PSU trustees promise never again
DUNMORE - On another day, the buzz surrounding Penn State's board of trustees meeting would have been about the approval of the university's smallest tuition increase in more than four decades.
But not this day.
With the condemnations contained in the former FBI Director Louis Freeh's report on the Jerry Sandusky child sex abuse scandal still achingly fresh, the trustees on Friday accepted responsibility for their oversight failures and vowed immediate steps to implement the reforms and changes the report recommended.
Board chairwoman Karen Peetz said the trustees, in cooperation with the administration of Penn State President Rodney A. Erickson, Ph.D., will take every action necessary to ensure "a collapse of this magnitude never happens again."
"The board takes these recommendations seriously, and they will result in changes, beginning here and beginning today. â¦ Overall, we are committed to a more active, structured and robust oversight role," she said.
One of the first steps will be greater transparency and accountability.
With media from around the state and nation watching at the Penn State Worthington Scranton campus, the board voted without dissension to amend its rules to allow the public to speak at its meetings, reserving 30 minutes for comments and questions. Previously, members of the public could observe but not participate.
There will be restrictions: Individuals wishing to address the board must register at least 48 hours in advance. A maximum of 10 speakers will be scheduled for each meeting, and each speaker will be permitted only three minutes.
Board member James Broadhurst, chairman of the committee that recommended the change, said if the number of requests to speak exceed the time available, requests will be approved on a first-come basis. Preference will be given to subjects that pertain to that meeting's agenda.
"This is going to be a little bit trial and error in the beginning, particularly in the process of determining who gets to speak and who doesn't because that will be very sensitive," he said.
In another immediate change, the board voted to reduce term limits for elected members from 15 years to 12 years. The provision is effective for board members whose terms begin on or after July 31, 2013.
Broadhurst said his committee considered limiting terms to nine years. However, that was rejected because it would have resulted in a 40 to 50 percent turnover in board membership every three years, which would have disrupted continuity, he said.
Released Thursday, the Freeh report concluded top officials at Penn State, including late football coach Joe Paterno and former President Graham Spanier, concealed information about Sandusky's predatory activities involving young boys from authorities and the public.

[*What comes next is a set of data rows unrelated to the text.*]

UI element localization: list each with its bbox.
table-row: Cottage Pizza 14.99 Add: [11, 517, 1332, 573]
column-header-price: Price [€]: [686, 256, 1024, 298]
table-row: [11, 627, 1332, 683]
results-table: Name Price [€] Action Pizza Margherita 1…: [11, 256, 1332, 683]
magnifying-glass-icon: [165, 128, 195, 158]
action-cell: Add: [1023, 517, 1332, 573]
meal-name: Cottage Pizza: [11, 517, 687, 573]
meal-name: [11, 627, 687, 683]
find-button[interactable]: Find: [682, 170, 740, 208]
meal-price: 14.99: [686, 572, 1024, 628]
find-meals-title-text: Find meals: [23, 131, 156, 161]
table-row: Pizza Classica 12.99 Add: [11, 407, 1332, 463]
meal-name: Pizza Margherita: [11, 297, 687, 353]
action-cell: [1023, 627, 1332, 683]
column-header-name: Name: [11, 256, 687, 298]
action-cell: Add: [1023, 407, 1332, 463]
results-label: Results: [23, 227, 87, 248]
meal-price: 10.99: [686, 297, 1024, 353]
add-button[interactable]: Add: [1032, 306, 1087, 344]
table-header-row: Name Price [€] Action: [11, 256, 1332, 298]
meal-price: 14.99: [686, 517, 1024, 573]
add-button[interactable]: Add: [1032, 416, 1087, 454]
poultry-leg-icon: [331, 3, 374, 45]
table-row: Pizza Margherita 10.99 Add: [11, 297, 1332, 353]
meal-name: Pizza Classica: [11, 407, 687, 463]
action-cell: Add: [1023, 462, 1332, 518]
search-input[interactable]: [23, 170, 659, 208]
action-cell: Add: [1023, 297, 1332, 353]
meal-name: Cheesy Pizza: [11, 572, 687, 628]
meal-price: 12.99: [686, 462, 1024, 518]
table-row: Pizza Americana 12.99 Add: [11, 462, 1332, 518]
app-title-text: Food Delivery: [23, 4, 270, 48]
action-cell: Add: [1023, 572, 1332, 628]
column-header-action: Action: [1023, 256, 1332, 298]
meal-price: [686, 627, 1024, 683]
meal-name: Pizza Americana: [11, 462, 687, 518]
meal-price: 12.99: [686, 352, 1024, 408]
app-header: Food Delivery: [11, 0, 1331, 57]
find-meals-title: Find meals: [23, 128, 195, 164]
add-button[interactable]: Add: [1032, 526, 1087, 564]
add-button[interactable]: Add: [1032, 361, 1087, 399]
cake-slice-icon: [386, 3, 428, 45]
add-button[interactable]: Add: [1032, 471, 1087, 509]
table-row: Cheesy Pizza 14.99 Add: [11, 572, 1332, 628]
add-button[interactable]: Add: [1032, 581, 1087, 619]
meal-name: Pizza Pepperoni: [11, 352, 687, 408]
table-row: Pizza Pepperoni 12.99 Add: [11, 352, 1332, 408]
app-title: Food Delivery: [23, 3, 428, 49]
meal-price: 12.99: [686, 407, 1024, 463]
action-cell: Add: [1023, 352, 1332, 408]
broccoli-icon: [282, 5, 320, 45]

The 267-page report came down hard on the board of trustees, saying its governance shortcomings enabled Sandusky to continue to abuse children on campus. It recommended 119 policy changes.
Dr. Erickson, who has appointed a three-member administrative team to help coordinate and implement operational changes, said the university is committed to addressing its failures.
"We realize that we are still in the beginning of this process and we have many challenges ahead," he said.
Kenneth C. Frazier, chairman of the board's special investigative task force, gave the trustees what he said he hoped would be his group's last report.
With the release of the Freeh report, the board delivered on the promise it made in November to the university community and the broader public that there would be a "no-hold-barred, comprehensive, independent investigation" into what a jury last month determined were Sandusky's crimes against children.
"At that time, we heard the concerns of many observers that this would be a whitewash, that this would not be an honest appraisal of what happened in this university," he said. "I think with the publication of the Freeh report those concerns should be allayed by now."
He said the report demonstrates the university values "the search for the truth and is willing to engage in painful and critical third-party criticism, as well as self-examination."
Peetz said she has directed the board's various committees to review the sections of the report that apply to their specific areas of responsibility. She said she expects the committees to provide preliminary responses and action plans at the board's meeting in September.
"Today is a time for accepting accountability for those missteps and committing to move forward under the highest mantle of integrity and responsibility," she said.
The board's response to the Freeh report overshadowed its other actions at Friday's marathon meeting, which lasted nearly four hour. Those included the adoption of a $4.26 billion operating budget and setting tuition levels for 2012-2013.
The board approved an average tuition increase of 2.4 percent for undergraduate students. The school said it is the lowest tuition increase since 1967 and one of the lowest among public universities in the nation this year.
"We were guided by several priorities in assembling this (budget) plan," Dr. Erickson told the trustees. "Chief among those priorities was to keep tuition increases at the lowest possible levels."
Tuition for in-state students at the main campus at University Park will increase 2.9 percent, while non-residents will see a 2.4 percent increase. Tuition for both resident and non-resident undergraduates at Worthington Scranton and other Commonwealth Campus locations will rise 1.9 percent.